Browsing means looking at websites and checking email, but not watching videos, downloading files or playing games, the company claimed. We’ve got a fair use policy, but ours means that you’ll always be able to browse the internet, it’s only when you go over the fair use amount that you won’t be able to download, stream and watch video clips.

This kind of thing is exactly what many of us fear from any rule that distinguishes wireless/mobile Internet from home broadband. Had these sorts of restrictions been in place for wireline Internet access, many innovations, many services and web sites that we take for granted now would never have been able to exist. By implication, putting such restrictions on mobile access to the Internet will block new and innovative uses and services, keeping them from ever getting off the ground.

Think about some of the stuff we’re used to, that millions of Internet users depend on every day. Oversimplifying, a bit:

  1. YouTube was enabled by the lack of limitations on data transfer. If you have to pay by the megabyte, watching videos, even low-quality, highly compressed ones, gets too expensive too fast.
  2. Facebook was enabled by the elimination of time constraints on online use. Remember when you got 50 hours a month of Internet access, and had to pay by the hour (or minute) for more?
  3. Twitter was enabled by the always on aspect of Internet access. It just wouldn’t have ever worked if when you got the urge to tweet you had to go to your computer and dial up through your modem.
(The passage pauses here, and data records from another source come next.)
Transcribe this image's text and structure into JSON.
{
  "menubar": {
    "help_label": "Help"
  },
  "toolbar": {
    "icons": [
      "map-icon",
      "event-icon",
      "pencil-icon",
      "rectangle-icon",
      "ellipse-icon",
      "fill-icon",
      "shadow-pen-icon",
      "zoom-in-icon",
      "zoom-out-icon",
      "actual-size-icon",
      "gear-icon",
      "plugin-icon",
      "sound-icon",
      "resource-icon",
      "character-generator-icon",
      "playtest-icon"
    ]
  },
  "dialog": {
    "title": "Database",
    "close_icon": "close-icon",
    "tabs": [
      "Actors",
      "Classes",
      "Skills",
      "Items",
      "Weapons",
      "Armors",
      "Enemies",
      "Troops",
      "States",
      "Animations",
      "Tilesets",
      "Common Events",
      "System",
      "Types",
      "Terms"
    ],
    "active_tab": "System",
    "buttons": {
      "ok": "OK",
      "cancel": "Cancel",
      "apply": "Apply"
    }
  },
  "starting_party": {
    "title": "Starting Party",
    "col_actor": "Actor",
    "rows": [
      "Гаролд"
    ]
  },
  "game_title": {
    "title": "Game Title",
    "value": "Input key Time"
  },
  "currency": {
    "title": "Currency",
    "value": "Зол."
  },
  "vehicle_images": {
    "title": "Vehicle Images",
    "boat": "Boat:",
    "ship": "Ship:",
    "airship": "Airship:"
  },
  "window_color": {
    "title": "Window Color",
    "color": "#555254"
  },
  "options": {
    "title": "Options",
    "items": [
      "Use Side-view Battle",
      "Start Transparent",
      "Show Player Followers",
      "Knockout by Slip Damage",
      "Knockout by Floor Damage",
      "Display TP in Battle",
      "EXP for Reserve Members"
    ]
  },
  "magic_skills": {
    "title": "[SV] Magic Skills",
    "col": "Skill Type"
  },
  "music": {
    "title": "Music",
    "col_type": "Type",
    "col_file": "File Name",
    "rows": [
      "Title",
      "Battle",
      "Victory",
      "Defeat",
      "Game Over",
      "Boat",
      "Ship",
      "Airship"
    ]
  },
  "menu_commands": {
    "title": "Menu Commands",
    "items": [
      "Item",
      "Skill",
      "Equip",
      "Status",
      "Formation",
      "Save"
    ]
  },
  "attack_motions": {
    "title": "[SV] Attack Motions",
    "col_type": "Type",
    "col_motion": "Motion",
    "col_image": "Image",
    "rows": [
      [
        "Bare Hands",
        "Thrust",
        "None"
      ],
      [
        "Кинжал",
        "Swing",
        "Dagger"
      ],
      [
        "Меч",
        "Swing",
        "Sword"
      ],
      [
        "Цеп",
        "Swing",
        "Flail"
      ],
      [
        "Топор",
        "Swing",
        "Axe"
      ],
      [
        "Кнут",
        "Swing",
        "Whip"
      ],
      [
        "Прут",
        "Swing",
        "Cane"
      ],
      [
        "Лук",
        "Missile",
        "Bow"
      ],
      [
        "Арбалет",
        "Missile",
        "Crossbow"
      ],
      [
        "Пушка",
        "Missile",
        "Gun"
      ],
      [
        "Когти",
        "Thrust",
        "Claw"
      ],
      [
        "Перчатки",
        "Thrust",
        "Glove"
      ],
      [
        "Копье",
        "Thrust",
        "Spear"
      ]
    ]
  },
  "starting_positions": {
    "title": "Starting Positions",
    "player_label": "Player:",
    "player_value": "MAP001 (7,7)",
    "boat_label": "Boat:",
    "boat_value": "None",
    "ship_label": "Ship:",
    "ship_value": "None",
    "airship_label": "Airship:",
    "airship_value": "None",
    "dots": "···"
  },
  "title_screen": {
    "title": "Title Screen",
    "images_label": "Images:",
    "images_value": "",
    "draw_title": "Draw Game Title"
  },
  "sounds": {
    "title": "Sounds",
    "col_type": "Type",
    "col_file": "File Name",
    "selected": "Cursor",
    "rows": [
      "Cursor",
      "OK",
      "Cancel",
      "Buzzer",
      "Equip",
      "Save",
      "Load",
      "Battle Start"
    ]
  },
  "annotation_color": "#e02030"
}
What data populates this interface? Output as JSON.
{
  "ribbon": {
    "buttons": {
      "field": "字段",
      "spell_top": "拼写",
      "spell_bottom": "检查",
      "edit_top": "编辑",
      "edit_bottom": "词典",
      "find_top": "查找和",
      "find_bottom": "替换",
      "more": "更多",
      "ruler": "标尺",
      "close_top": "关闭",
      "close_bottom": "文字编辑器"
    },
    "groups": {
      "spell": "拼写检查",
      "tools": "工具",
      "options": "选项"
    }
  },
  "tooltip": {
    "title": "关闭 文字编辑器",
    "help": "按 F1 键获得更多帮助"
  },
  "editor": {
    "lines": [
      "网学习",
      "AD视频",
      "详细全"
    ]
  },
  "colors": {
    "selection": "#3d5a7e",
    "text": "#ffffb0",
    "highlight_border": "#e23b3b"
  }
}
The wireless carriers want to change at least some of those aspects, and if we accept their doing that we’ll accept the limitations on technology development that goes with it.

Watch YouTube at home, not on your mobile, says T-Mobile U.K.

Bollocks!, we need to say back. Change carriers while there’s still a choice, and show the other carriers what we think of that sort of policy. Even if you’ll never use more than 500 MB in a month, find a new carrier that doesn’t have this limitation. Take a stand on network neutrality before it’s too late to.


Ray said...

Change carriers while there’s still a choice...

But surely, once one carrier has made this change, don't you think the others will simply follow suit?

Barry Leiba said...

Maybe... but maybe some, at least, will get the message that the last carriers not to will wind up with all the business.